Ninguém tem mais dúvida do sucesso e da necessidade dos drones, porém muito do seu uso acaba caminhando por uma zona cinzenta regulatória, que vai da invasão do espaço aéreo, entrando em áreas de segurança até a quebra da privacidade.
Existe um mercado gigante na Dark Web onde são vendidos filmes, cujo conteúdo é a invasão da privacidade das pessoas em seus momentos mais íntimos. Oportunidade e risco caminhando juntas nesse perigoso terreno, com muitos valores jurídicos que ainda não estão regrados, seja no uso privado ou no público.

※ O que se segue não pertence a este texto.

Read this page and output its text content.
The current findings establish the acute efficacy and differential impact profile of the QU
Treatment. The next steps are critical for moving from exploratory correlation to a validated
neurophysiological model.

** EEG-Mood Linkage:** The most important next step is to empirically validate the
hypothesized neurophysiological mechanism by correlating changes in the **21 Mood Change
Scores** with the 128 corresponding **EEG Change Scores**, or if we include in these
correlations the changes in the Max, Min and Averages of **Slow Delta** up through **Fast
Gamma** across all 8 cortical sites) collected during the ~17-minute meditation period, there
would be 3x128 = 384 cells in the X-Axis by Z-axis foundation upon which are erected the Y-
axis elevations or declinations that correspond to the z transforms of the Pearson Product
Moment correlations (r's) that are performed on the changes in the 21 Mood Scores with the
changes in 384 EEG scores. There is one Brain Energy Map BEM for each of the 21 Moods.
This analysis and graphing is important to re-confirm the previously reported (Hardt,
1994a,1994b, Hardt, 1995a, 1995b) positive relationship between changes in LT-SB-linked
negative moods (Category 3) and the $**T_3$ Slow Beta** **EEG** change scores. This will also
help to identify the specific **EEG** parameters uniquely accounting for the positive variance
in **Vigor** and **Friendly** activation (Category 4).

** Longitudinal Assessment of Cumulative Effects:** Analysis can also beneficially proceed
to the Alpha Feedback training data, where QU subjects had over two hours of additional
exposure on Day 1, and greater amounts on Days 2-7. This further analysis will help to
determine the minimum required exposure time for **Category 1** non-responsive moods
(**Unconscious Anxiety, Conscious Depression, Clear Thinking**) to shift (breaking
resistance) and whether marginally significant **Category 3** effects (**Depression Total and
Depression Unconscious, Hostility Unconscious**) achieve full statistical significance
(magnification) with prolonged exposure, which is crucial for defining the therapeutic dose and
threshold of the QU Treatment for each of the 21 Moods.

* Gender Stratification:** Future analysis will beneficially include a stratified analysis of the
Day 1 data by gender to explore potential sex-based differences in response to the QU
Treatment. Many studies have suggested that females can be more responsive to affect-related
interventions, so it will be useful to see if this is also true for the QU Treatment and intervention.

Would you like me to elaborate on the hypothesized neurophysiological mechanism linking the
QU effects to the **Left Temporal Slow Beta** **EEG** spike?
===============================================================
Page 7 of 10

O Regulamento Brasileiro de Aviação Civil Especial 94/2017 regulamenta a matéria. Nele está previsto que aeromodelos são as aeronaves não tripuladas remotamente pilotadas usadas para recreação e lazer e as aeronaves remotamente pilotadas (RPA) são as aeronaves não tripuladas utilizadas para outros fins como experimentais, comerciais ou institucionais.
O detentor de um Certificado de Aeronavegabilidade Especial de RPA – CAER, ou aquele com quem for compartilhada sua aeronave, é considerado apto pela ANAC a realizar voos recreativos e não recreativos no Brasil, com aeronave não tripulada cujo projeto está aprovado, em conformidade com os regulamentos aplicáveis da ANAC, em especial o distanciamento de 30 metros laterais de pessoas não anuentes e a necessidade de se realizar avaliação de risco operacional, dentre outras. É responsabilidade do operador tomar as providências necessárias para a operação segura da aeronave, assim como conhecer e cumprir os regulamentos do DECEA, da Anatel, e de outras autoridades competentes.
Muitas oportunidades podem nascer na regulação dos aeropostos de abastecimento, visto que no embate da autonomia e na ampliação do número de aeronaves será preciso regular esses postos de aterrisagem e de entrega, se serão individuais ou coletivos e quais as características de construção para que acidentes sejam evitados. Ao mesmo tempo certamente essas aeronaves deverão apresentar registro digital de entrega (identificando remetente e destinatário), para que não sejam utilizadas para entrega de drogas e também seguro obrigatório em razão de eventuais acidentes, oportunidades e desafios que o Direito precisa enfrentar.
(Artigo publicado no site www.jusbrasil.com.br, em 14 de Novembro de 2022).